Page:Voltaire - Œuvres complètes Garnier tome1.djvu/216

Le texte de cette page a été corrigé et est conforme au fac-similé.
142
ÉLOGE DE VOLTAIRE


Mais allons plus loin, comparons la morale répandue dans ses ouvrages à celle de ses persécuteurs : Les hommes doivent s’aimer comme des frères, dit-il ; leur devoir est de s’aider mutuellement à supporter le fardeau de la vie, où la somme des maux l’emporte sur celle des biens ; leurs opinions sont aussi différentes que leurs physionomies ; loin de se persécuter parce qu’ils ne pensent pas de même, ils doivent se borner à rectifier le jugement de ceux qui sont dans l’erreur, par le raisonnement, sans substituer aux arguments le fer et les flammes ; en un mot, ils doivent se conduire envers leur prochain comme ils voudraient qu’il en usât envers eux. Est-ce M. de Voltaire qui parle ? ou est-ce l’apôtre saint Jean, ou est-ce le langage de l’Évangile ?

Opposons à ceci la morale pratique de l’hypocrisie ou du faux zèle ; elle s’exprime ainsi : Exterminons ceux qui ne pensent pas ce que nous voulons qu’ils pensent, accablons ceux qui dévoilent notre ambition et nos vices ; que Dieu soit le bouclier de nos iniquités, que les hommes se déchirent, que le sang coule, qu’importe, pourvu que notre autorité s’accroisse ? Rendons Dieu implacable et cruel, pour que la recette des douanes du purgatoire et du paradis augmente nos revenus.

Voilà comme la religion sert souvent de prétexte aux passions des hommes, et comme par leur perversité la source la plus pure du bien devient celle du mal !

La cause de M. de Voltaire étant aussi bonne que nous venons de l’exposer, il emporta les suffrages de tous les tribunaux où la raison était plus écoutée que les sophismes mystiques. Quelque persécution qu’il endurât de la haine théologale, il distingua toujours la religion de ceux qui la déshonorent ; il rendait justice aux ecclésiastiques dont les vertus ont été le véritable ornement de l’Église ; il ne blâmait que ceux dont les mœurs perverses les rendirent l’abomination publique.
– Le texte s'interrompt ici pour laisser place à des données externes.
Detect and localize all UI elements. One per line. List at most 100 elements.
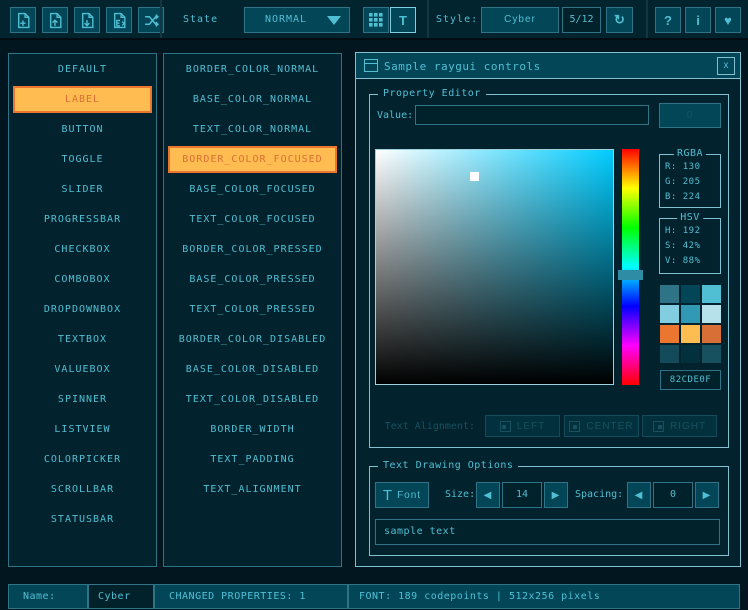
control-list-item[interactable]: COLORPICKER <box>13 446 152 473</box>
close-button[interactable]: x <box>717 57 735 75</box>
color-swatch[interactable] <box>681 285 700 303</box>
reload-style-button[interactable]: ↻ <box>606 7 633 33</box>
export-file-button[interactable] <box>106 7 132 33</box>
changed-properties-statusbar: CHANGED PROPERTIES: 1 <box>154 584 348 609</box>
property-list-item[interactable]: TEXT_COLOR_NORMAL <box>168 116 337 143</box>
window-title: Sample raygui controls <box>384 60 541 73</box>
color-swatch[interactable] <box>702 325 721 343</box>
property-list-item[interactable]: BORDER_COLOR_DISABLED <box>168 326 337 353</box>
color-swatch[interactable] <box>681 325 700 343</box>
spacing-increase-button[interactable]: ▶ <box>695 482 719 508</box>
style-label: Style: <box>436 14 478 25</box>
font-button[interactable]: T Font <box>375 482 429 508</box>
property-list-item[interactable]: TEXT_COLOR_FOCUSED <box>168 206 337 233</box>
info-button[interactable]: i <box>685 7 711 33</box>
property-list-item[interactable]: BORDER_WIDTH <box>168 416 337 443</box>
help-icon: ? <box>664 13 672 28</box>
state-label: State <box>183 14 218 25</box>
color-swatch[interactable] <box>702 285 721 303</box>
style-name-textbox[interactable]: Cyber <box>88 584 154 609</box>
sponsor-button[interactable]: ♥ <box>715 7 741 33</box>
align-center-icon <box>569 421 580 432</box>
property-list-item[interactable]: BORDER_COLOR_NORMAL <box>168 56 337 83</box>
property-editor-label: Property Editor <box>378 88 486 99</box>
color-swatch[interactable] <box>681 305 700 323</box>
rgba-groupbox: RGBA R: 130 G: 205 B: 224 <box>659 154 721 208</box>
control-list-item[interactable]: SCROLLBAR <box>13 476 152 503</box>
property-list-item[interactable]: BORDER_COLOR_FOCUSED <box>168 146 337 173</box>
property-list-item[interactable]: BASE_COLOR_DISABLED <box>168 356 337 383</box>
grid-snap-button[interactable] <box>363 7 389 33</box>
color-swatch[interactable] <box>660 345 679 363</box>
open-file-icon <box>47 12 64 29</box>
heart-icon: ♥ <box>724 13 732 28</box>
color-swatch[interactable] <box>702 305 721 323</box>
control-list-item[interactable]: LISTVIEW <box>13 416 152 443</box>
control-list-item[interactable]: PROGRESSBAR <box>13 206 152 233</box>
color-swatch[interactable] <box>660 285 679 303</box>
arrow-left-icon: ◀ <box>635 490 644 501</box>
color-swatch[interactable] <box>681 345 700 363</box>
control-list-item[interactable]: SPINNER <box>13 386 152 413</box>
sample-text-textbox[interactable]: sample text <box>375 519 720 545</box>
spacing-label: Spacing: <box>575 489 623 500</box>
new-file-button[interactable] <box>10 7 36 33</box>
color-swatch[interactable] <box>660 305 679 323</box>
save-file-button[interactable] <box>74 7 100 33</box>
property-list-item[interactable]: BASE_COLOR_PRESSED <box>168 266 337 293</box>
color-swatch[interactable] <box>702 345 721 363</box>
arrow-right-icon: ▶ <box>703 490 712 501</box>
toolbar: State NORMAL T Style: Cyber 5/12 ↻ ? i ♥ <box>0 0 748 40</box>
grid-icon <box>369 13 383 27</box>
spacing-valuebox[interactable]: 0 <box>653 482 693 508</box>
size-valuebox[interactable]: 14 <box>502 482 542 508</box>
color-swatch[interactable] <box>660 325 679 343</box>
size-increase-button[interactable]: ▶ <box>544 482 568 508</box>
window-icon <box>364 59 378 72</box>
color-cursor <box>470 172 479 181</box>
style-index-valuebox[interactable]: 5/12 <box>562 7 601 33</box>
state-dropdown[interactable]: NORMAL <box>244 7 350 33</box>
align-center-text: CENTER <box>586 421 633 432</box>
align-left-button[interactable]: LEFT <box>485 415 560 437</box>
help-button[interactable]: ? <box>655 7 681 33</box>
control-list-item[interactable]: COMBOBOX <box>13 266 152 293</box>
value-spinner-button[interactable]: 0 <box>659 103 721 128</box>
control-list-item[interactable]: TEXTBOX <box>13 326 152 353</box>
hue-slider-handle[interactable] <box>618 270 643 280</box>
property-list-item[interactable]: BASE_COLOR_NORMAL <box>168 86 337 113</box>
hue-slider[interactable] <box>622 149 639 385</box>
spacing-decrease-button[interactable]: ◀ <box>627 482 651 508</box>
open-file-button[interactable] <box>42 7 68 33</box>
property-list-item[interactable]: TEXT_COLOR_PRESSED <box>168 296 337 323</box>
arrow-right-icon: ▶ <box>552 490 561 501</box>
value-textbox[interactable] <box>415 105 649 125</box>
control-list-item[interactable]: LABEL <box>13 86 152 113</box>
control-list-item[interactable]: DEFAULT <box>13 56 152 83</box>
control-list-item[interactable]: SLIDER <box>13 176 152 203</box>
property-list-item[interactable]: TEXT_PADDING <box>168 446 337 473</box>
control-list-item[interactable]: DROPDOWNBOX <box>13 296 152 323</box>
align-right-button[interactable]: RIGHT <box>642 415 717 437</box>
size-decrease-button[interactable]: ◀ <box>476 482 500 508</box>
style-name-button[interactable]: Cyber <box>481 7 559 33</box>
property-list-item[interactable]: BORDER_COLOR_PRESSED <box>168 236 337 263</box>
property-list-item[interactable]: BASE_COLOR_FOCUSED <box>168 176 337 203</box>
control-list-item[interactable]: CHECKBOX <box>13 236 152 263</box>
control-list-item[interactable]: BUTTON <box>13 116 152 143</box>
property-list-item[interactable]: TEXT_ALIGNMENT <box>168 476 337 503</box>
property-list-item[interactable]: TEXT_COLOR_DISABLED <box>168 386 337 413</box>
arrow-left-icon: ◀ <box>484 490 493 501</box>
control-list-item[interactable]: VALUEBOX <box>13 356 152 383</box>
shuffle-icon <box>143 12 160 29</box>
control-list-item[interactable]: TOGGLE <box>13 146 152 173</box>
align-center-button[interactable]: CENTER <box>564 415 639 437</box>
value-label: Value: <box>377 110 413 121</box>
control-list-item[interactable]: STATUSBAR <box>13 506 152 533</box>
hex-color-textbox[interactable]: 82CDE0F <box>660 370 721 390</box>
text-preview-button[interactable]: T <box>390 7 416 33</box>
window-titlebar[interactable]: Sample raygui controls x <box>356 53 740 79</box>
color-saturation-value-area[interactable] <box>375 149 614 385</box>
state-dropdown-value: NORMAL <box>245 8 327 32</box>
align-right-icon <box>653 421 664 432</box>
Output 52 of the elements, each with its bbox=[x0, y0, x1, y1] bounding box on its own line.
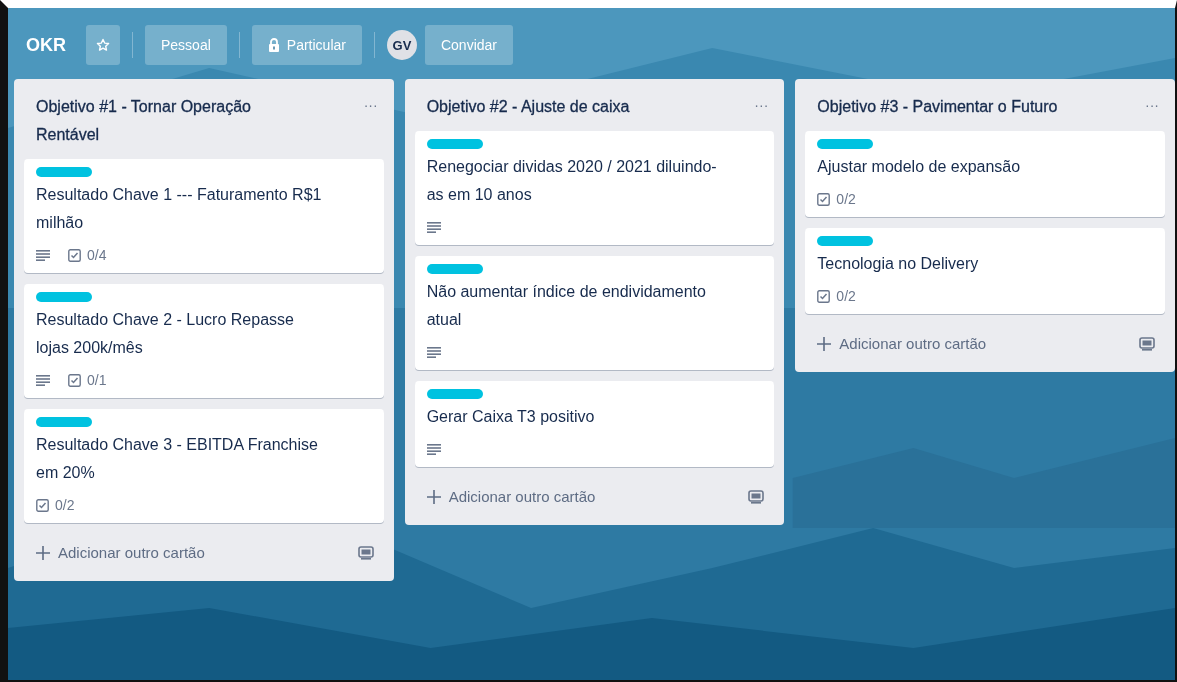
add-card-button[interactable]: Adicionar outro cartão bbox=[813, 329, 991, 358]
star-icon bbox=[96, 38, 110, 52]
checklist-count: 0/4 bbox=[87, 247, 107, 263]
card-label[interactable] bbox=[426, 264, 483, 274]
card-label[interactable] bbox=[426, 389, 483, 399]
add-card-button[interactable]: Adicionar outro cartão bbox=[422, 482, 600, 511]
card-title: Não aumentar índice de endividamento atual bbox=[426, 282, 707, 330]
lock-icon bbox=[267, 38, 280, 52]
plus-icon bbox=[36, 545, 50, 560]
list-menu-button[interactable]: ··· bbox=[1139, 93, 1165, 117]
card-title: Tecnologia no Delivery bbox=[817, 254, 980, 274]
card-label[interactable] bbox=[817, 139, 874, 149]
card-label[interactable] bbox=[36, 292, 92, 302]
card[interactable]: Resultado Chave 1 --- Faturamento R$1 milhão 0/4 bbox=[24, 159, 384, 273]
list-title[interactable]: Objetivo #1 - Tornar Operação Rentável bbox=[36, 93, 281, 149]
checklist-count: 0/2 bbox=[55, 497, 75, 513]
card-label[interactable] bbox=[817, 236, 874, 246]
card-title: Ajustar modelo de expansão bbox=[817, 157, 1022, 177]
card-label[interactable] bbox=[36, 167, 92, 177]
plus-icon bbox=[426, 489, 441, 504]
checklist-icon bbox=[68, 248, 81, 262]
card-title: Resultado Chave 3 - EBITDA Franchise em 20% bbox=[36, 435, 319, 483]
checklist-count: 0/1 bbox=[87, 372, 107, 388]
card[interactable]: Não aumentar índice de endividamento atual bbox=[414, 256, 775, 370]
template-icon[interactable] bbox=[748, 489, 765, 504]
list-menu-button[interactable]: ··· bbox=[357, 93, 384, 117]
checklist-icon bbox=[817, 289, 831, 303]
card-label[interactable] bbox=[426, 139, 483, 149]
list-menu-button[interactable]: ··· bbox=[748, 93, 775, 117]
card[interactable]: Gerar Caixa T3 positivo bbox=[414, 381, 775, 467]
checklist-icon bbox=[817, 192, 831, 206]
list-title[interactable]: Objetivo #2 - Ajuste de caixa bbox=[426, 93, 672, 121]
plus-icon bbox=[817, 336, 832, 351]
list-title[interactable]: Objetivo #3 - Pavimentar o Futuro bbox=[817, 93, 1063, 121]
card[interactable]: Tecnologia no Delivery 0/2 bbox=[805, 228, 1165, 314]
checklist-count: 0/2 bbox=[836, 288, 856, 304]
template-icon[interactable] bbox=[1139, 336, 1155, 351]
card[interactable]: Ajustar modelo de expansão 0/2 bbox=[805, 131, 1165, 217]
card[interactable]: Resultado Chave 2 - Lucro Repasse lojas 200k/mês 0/1 bbox=[24, 284, 384, 398]
card[interactable]: Renegociar dividas 2020 / 2021 diluindo-as em 10 anos bbox=[414, 131, 775, 245]
card-label[interactable] bbox=[36, 417, 92, 427]
checklist-icon bbox=[36, 498, 49, 512]
template-icon[interactable] bbox=[357, 545, 374, 560]
card-title: Renegociar dividas 2020 / 2021 diluindo-as em 10 anos bbox=[426, 157, 717, 205]
checklist-count: 0/2 bbox=[836, 191, 856, 207]
card-title: Resultado Chave 2 - Lucro Repasse lojas 200k/mês bbox=[36, 310, 295, 358]
card-title: Resultado Chave 1 --- Faturamento R$1 milhão bbox=[36, 185, 323, 233]
checklist-icon bbox=[68, 373, 81, 387]
card[interactable]: Resultado Chave 3 - EBITDA Franchise em 20% 0/2 bbox=[24, 409, 384, 523]
star-button[interactable] bbox=[86, 25, 120, 65]
card-title: Gerar Caixa T3 positivo bbox=[426, 407, 596, 427]
add-card-button[interactable]: Adicionar outro cartão bbox=[32, 538, 209, 567]
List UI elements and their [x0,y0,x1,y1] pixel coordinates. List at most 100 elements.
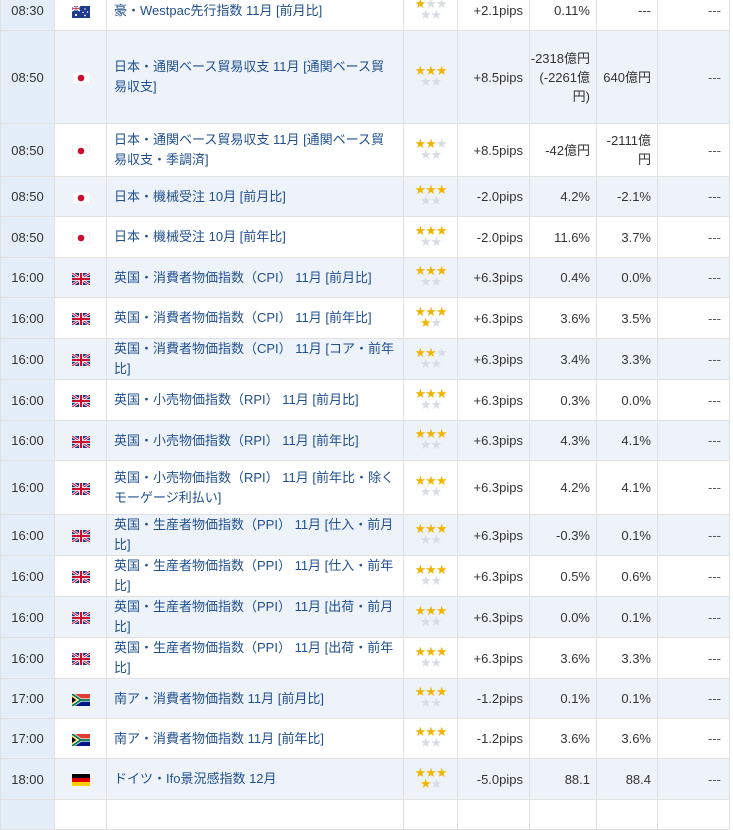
event-name-link[interactable]: 英国・小売物価指数（RPI） 11月 [前年比] [106,420,404,461]
pips-value: -2.0pips [457,216,530,258]
forecast-value: 3.5% [596,297,658,339]
forecast-value: 4.1% [596,420,658,461]
flag-za-icon [70,692,90,707]
event-name-link[interactable]: 日本・機械受注 10月 [前年比] [106,216,404,258]
table-row: 08:30 豪・Westpac先行指数 11月 [前月比] ★★★ ★★ +2.1pip… [0,0,730,31]
result-value: --- [657,338,730,380]
previous-value: 0.1% [529,678,597,719]
event-name-link[interactable]: 日本・通関ベース貿易収支 11月 [通関ベース貿易収支・季調済] [106,123,404,177]
result-value: --- [657,176,730,217]
event-name-link[interactable]: 英国・消費者物価指数（CPI） 11月 [コア・前年比] [106,338,404,380]
event-name-link[interactable]: 英国・生産者物価指数（PPI） 11月 [出荷・前年比] [106,637,404,679]
event-time: 16:00 [0,420,55,461]
result-value: --- [657,297,730,339]
country-flag-cell [54,216,107,258]
country-flag-cell [54,297,107,339]
forecast-value: -2111億円 [596,123,658,177]
event-time: 16:00 [0,379,55,421]
event-name-link[interactable] [106,799,404,830]
event-time: 08:30 [0,0,55,31]
previous-value: 88.1 [529,758,597,800]
flag-jp-icon [71,144,90,158]
event-time [0,799,55,830]
country-flag-cell [54,30,107,124]
table-row: 16:00 英国・消費者物価指数（CPI） 11月 [前月比] ★★★ ★★ +6.3p… [0,257,730,298]
country-flag-cell [54,379,107,421]
previous-value: 3.6% [529,718,597,759]
event-name-link[interactable]: 英国・小売物価指数（RPI） 11月 [前月比] [106,379,404,421]
calendar-rows: 08:30 豪・Westpac先行指数 11月 [前月比] ★★★ ★★ +2.1pip… [0,0,730,830]
forecast-value: -2.1% [596,176,658,217]
previous-value: 3.6% [529,297,597,339]
previous-value: 0.0% [529,596,597,638]
event-time: 08:50 [0,216,55,258]
importance-stars-icon: ★★★ ★★ [403,123,458,177]
event-name-link[interactable]: 南ア・消費者物価指数 11月 [前月比] [106,678,404,719]
pips-value: +8.5pips [457,30,530,124]
flag-gb-icon [70,393,91,409]
event-time: 18:00 [0,758,55,800]
event-time: 16:00 [0,596,55,638]
event-name-link[interactable]: 英国・生産者物価指数（PPI） 11月 [仕入・前月比] [106,514,404,556]
previous-value: 0.5% [529,555,597,597]
event-name-link[interactable]: 英国・小売物価指数（RPI） 11月 [前年比・除くモーゲージ利払い] [106,460,404,515]
importance-stars-icon: ★★★ ★★ [403,379,458,421]
forecast-value: 3.6% [596,718,658,759]
flag-jp-icon [71,231,90,245]
importance-stars-icon: ★★★ ★★ [403,216,458,258]
pips-value: +6.3pips [457,637,530,679]
importance-stars-icon: ★★★ ★★ [403,637,458,679]
forecast-value: --- [596,0,658,31]
importance-stars-icon: ★★★ ★★ [403,460,458,515]
flag-jp-icon [71,191,90,204]
previous-value: 4.3% [529,420,597,461]
table-row: 16:00 英国・生産者物価指数（PPI） 11月 [仕入・前月比] ★★★ ★★ +6… [0,514,730,556]
country-flag-cell [54,176,107,217]
pips-value: -5.0pips [457,758,530,800]
flag-empty [72,810,90,822]
importance-stars-icon: ★★★ ★★ [403,338,458,380]
result-value: --- [657,555,730,597]
table-row: 16:00 英国・生産者物価指数（PPI） 11月 [出荷・前年比] ★★★ ★★ +6… [0,637,730,679]
result-value: --- [657,514,730,556]
pips-value: +6.3pips [457,379,530,421]
country-flag-cell [54,678,107,719]
previous-value: -42億円 [529,123,597,177]
importance-stars-icon: ★★★ ★★ [403,596,458,638]
result-value: --- [657,123,730,177]
forecast-value: 88.4 [596,758,658,800]
event-name-link[interactable]: 南ア・消費者物価指数 11月 [前年比] [106,718,404,759]
importance-stars-icon: ★★★ ★★ [403,420,458,461]
event-name-link[interactable]: 英国・消費者物価指数（CPI） 11月 [前年比] [106,297,404,339]
country-flag-cell [54,799,107,830]
event-time: 17:00 [0,678,55,719]
result-value: --- [657,637,730,679]
flag-za-icon [70,732,90,747]
importance-stars-icon: ★★★ ★★ [403,758,458,800]
table-row: 16:00 英国・小売物価指数（RPI） 11月 [前月比] ★★★ ★★ +6.3pi… [0,379,730,421]
result-value: --- [657,257,730,298]
event-name-link[interactable]: 日本・通関ベース貿易収支 11月 [通関ベース貿易収支] [106,30,404,124]
event-name-link[interactable]: 豪・Westpac先行指数 11月 [前月比] [106,0,404,31]
pips-value: +6.3pips [457,514,530,556]
event-name-link[interactable]: 英国・生産者物価指数（PPI） 11月 [出荷・前月比] [106,596,404,638]
event-name-link[interactable]: 日本・機械受注 10月 [前月比] [106,176,404,217]
flag-gb-icon [70,651,91,667]
importance-stars-icon: ★★★ ★★ [403,297,458,339]
flag-gb-icon [70,569,91,585]
event-name-link[interactable]: 英国・生産者物価指数（PPI） 11月 [仕入・前年比] [106,555,404,597]
event-name-link[interactable]: 英国・消費者物価指数（CPI） 11月 [前月比] [106,257,404,298]
result-value: --- [657,758,730,800]
forecast-value: 3.7% [596,216,658,258]
result-value: --- [657,718,730,759]
event-time: 08:50 [0,30,55,124]
table-row: 16:00 英国・小売物価指数（RPI） 11月 [前年比] ★★★ ★★ +6.3pi… [0,420,730,461]
table-row: 08:50 日本・通関ベース貿易収支 11月 [通関ベース貿易収支・季調済] ★★★… [0,123,730,177]
forecast-value: 0.0% [596,379,658,421]
flag-gb-icon [70,311,91,327]
previous-value: 4.2% [529,176,597,217]
country-flag-cell [54,637,107,679]
event-name-link[interactable]: ドイツ・Ifo景況感指数 12月 [106,758,404,800]
flag-jp-icon [71,71,90,85]
event-time: 16:00 [0,297,55,339]
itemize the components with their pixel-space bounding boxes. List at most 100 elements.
M. de Voltaire passa donc ainsi sa vie entre les persécutions de ses envieux et l’admiration de ses enthousiastes, sans que les sarcasmes des uns l’humiliassent, et que les applaudissements des autres accrussent l’opinion qu’il avait de lui-même ; il se contentait d’éclairer le monde, et d’inspirer par ses ouvrages l’amour des lettres et de l’humanité. Non content de donner des préceptes de morale, il prêchait la bienfaisance par son exemple. Ce fut lui dont l’appui courageux vint au secours de la malheureuse famille des Calas ; qui plaida la cause des Sirven, et les arracha des mains barbares de leurs juges ; il aurait ressuscité le chevalier de La Barre, s’il avait eu le don des miracles. Il est beau qu’un philosophe, du fond de sa retraite, élève sa voix, et que l’humanité, dont il est l’organe, force les juges à réformer des arrêts iniques. Si M. de Voltaire n’avait par devers lui que cet unique trait, il mériterait d’être placé parmi le petit nombre des véritables bienfaiteurs de l’humanité.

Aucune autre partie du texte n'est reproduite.